The Comfy: Billed as a blanket with a hood, the Comfy exploded onto the scene in 2018, amassing $20 million in sales in its first full year in business. Does the Comfy fit, pun intended, comfortably, in the 80/20 Rule? I can make the case that it does for we all know what a blanket is. However, this product falls more in the 70/30 or even lower range as it took two familiar products – a blanket and a hoodie – and made them into singular novel item.  

Scrub Daddy: A reusable sponge in the shape of a smiley face that is now just one part of an entire family of brands with lifetime revenue of over $1 billion. I wrote a piece for my Forbes column years ago as the brand was taking off. I caught up with the inventor Aaron Krause and asked him what was it about the original Scrub Daddy that appealed to consumers. He told me there are many appealing aspects including no odor, no scratches, texture changing and ergonomics and of course, the smiling face.  

Squatty Potty: A toilet stool that promotes easier bowel movements or, as the Washington Post put it, provides “the finishing touch to pooping properly.” Obviously, this is a topic some folks are uncomfortable talking about but with lifetime sales over $175 million, the idea clearly struck a nerve. Why? Well for one thing, it is something we all do as per the classic children’s book. No matter how uncomfortable it may make you feel, it is still a fact of life. So, yes there was most certainly the familiarity factor at play here.  

As for the novelty factor, I would say this goes above the 20% line. It would probably fall in the 80/40 range. Yes, I know that adds up to more than 100% which makes no sense. But that’s part of the point. Sometimes the most-successful products or ideas don’t make sense, on the surface anyway. 

So, what’s a marketer to do?  


Go Test, Young Man  

American history buffs will pick up on my play words. The original phrase, “Go west young man” was coined in the 1850’s during America’s expansion westward.
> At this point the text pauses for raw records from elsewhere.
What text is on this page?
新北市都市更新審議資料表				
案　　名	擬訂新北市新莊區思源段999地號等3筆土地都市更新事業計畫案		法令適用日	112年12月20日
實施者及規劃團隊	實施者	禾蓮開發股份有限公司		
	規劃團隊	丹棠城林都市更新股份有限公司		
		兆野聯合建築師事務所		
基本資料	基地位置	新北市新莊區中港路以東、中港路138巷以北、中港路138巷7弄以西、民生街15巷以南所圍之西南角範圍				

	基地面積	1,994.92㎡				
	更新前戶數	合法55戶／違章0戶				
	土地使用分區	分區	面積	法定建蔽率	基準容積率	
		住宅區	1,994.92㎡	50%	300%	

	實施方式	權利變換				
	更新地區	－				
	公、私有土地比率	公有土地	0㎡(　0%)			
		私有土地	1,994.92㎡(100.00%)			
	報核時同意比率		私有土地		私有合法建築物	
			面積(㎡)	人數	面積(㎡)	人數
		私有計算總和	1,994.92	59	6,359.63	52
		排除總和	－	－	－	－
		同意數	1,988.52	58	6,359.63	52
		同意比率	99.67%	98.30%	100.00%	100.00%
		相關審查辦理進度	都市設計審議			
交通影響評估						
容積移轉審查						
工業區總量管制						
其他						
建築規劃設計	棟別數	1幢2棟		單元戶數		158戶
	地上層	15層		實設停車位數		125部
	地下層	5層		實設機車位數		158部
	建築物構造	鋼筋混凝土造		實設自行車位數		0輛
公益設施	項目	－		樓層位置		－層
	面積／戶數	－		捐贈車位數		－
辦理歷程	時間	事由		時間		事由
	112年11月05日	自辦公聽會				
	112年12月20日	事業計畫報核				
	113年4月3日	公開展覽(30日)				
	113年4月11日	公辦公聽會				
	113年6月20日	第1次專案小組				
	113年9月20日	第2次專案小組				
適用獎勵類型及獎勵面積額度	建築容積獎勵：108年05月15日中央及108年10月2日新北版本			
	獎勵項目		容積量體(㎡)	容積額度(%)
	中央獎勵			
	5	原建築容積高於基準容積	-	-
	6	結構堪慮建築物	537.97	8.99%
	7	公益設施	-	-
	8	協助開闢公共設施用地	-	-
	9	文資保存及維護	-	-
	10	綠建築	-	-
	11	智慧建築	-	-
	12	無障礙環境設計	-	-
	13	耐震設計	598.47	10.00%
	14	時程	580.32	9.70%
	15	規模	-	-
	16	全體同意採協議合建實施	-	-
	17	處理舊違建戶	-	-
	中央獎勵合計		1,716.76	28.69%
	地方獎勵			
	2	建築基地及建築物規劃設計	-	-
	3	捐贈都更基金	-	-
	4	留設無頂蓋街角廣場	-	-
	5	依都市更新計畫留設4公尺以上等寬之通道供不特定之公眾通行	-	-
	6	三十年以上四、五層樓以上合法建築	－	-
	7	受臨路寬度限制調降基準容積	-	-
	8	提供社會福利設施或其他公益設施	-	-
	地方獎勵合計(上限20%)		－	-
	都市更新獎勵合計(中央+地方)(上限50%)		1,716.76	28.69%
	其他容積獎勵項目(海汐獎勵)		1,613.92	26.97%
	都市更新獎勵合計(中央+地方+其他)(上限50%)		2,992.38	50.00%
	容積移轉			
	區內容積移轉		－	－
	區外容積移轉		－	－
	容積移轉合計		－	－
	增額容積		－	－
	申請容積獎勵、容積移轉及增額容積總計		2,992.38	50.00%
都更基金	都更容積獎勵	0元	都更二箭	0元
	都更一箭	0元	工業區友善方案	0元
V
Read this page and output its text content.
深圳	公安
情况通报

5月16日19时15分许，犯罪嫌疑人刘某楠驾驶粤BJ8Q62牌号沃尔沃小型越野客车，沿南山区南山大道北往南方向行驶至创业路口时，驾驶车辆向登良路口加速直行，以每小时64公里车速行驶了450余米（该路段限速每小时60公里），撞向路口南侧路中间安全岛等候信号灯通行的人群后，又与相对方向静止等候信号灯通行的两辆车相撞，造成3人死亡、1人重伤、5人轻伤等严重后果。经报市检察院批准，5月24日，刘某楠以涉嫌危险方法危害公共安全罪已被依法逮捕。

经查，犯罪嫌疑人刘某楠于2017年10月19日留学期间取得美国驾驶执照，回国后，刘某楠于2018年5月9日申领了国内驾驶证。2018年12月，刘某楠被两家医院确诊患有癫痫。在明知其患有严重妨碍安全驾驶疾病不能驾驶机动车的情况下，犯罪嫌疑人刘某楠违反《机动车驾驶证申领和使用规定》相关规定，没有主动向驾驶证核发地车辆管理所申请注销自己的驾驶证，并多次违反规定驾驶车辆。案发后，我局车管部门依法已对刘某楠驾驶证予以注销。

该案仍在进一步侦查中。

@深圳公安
In this case, it’s all about testing a given idea or concept before it hits the proverbial streets.  

In a piece written earlier this year, my colleague Will Goodhand, highlighted the 80/20 Rule and answered the “elephant in the room” question: How can marketers be sure they’re on the right track, getting the balance about 80/20 for a concept which meets consumers’ current needs? 

“Inevitably, it calls for testing – but keeping it light and early stage,” says Goodhand, adding that at System1 we advocate testing a number of concepts to home in on the sweet spot, AKA the one to go to market with.  

To learn more about Test Your Idea, just click on that big button below. We’d be more than happy to show you and tell you all about it so you can predict the in-market success of your next innovation.  

And as for which, if any, of the 15 ideas we tested will become successful, that is to be determined, of course. Based on our findings many will have trouble finding success. However, some in fact may be successful as a niche-type product. The next season of Shark Tank debuts later this month, and we’ll be sure to highlight the products that consumers predict will win big.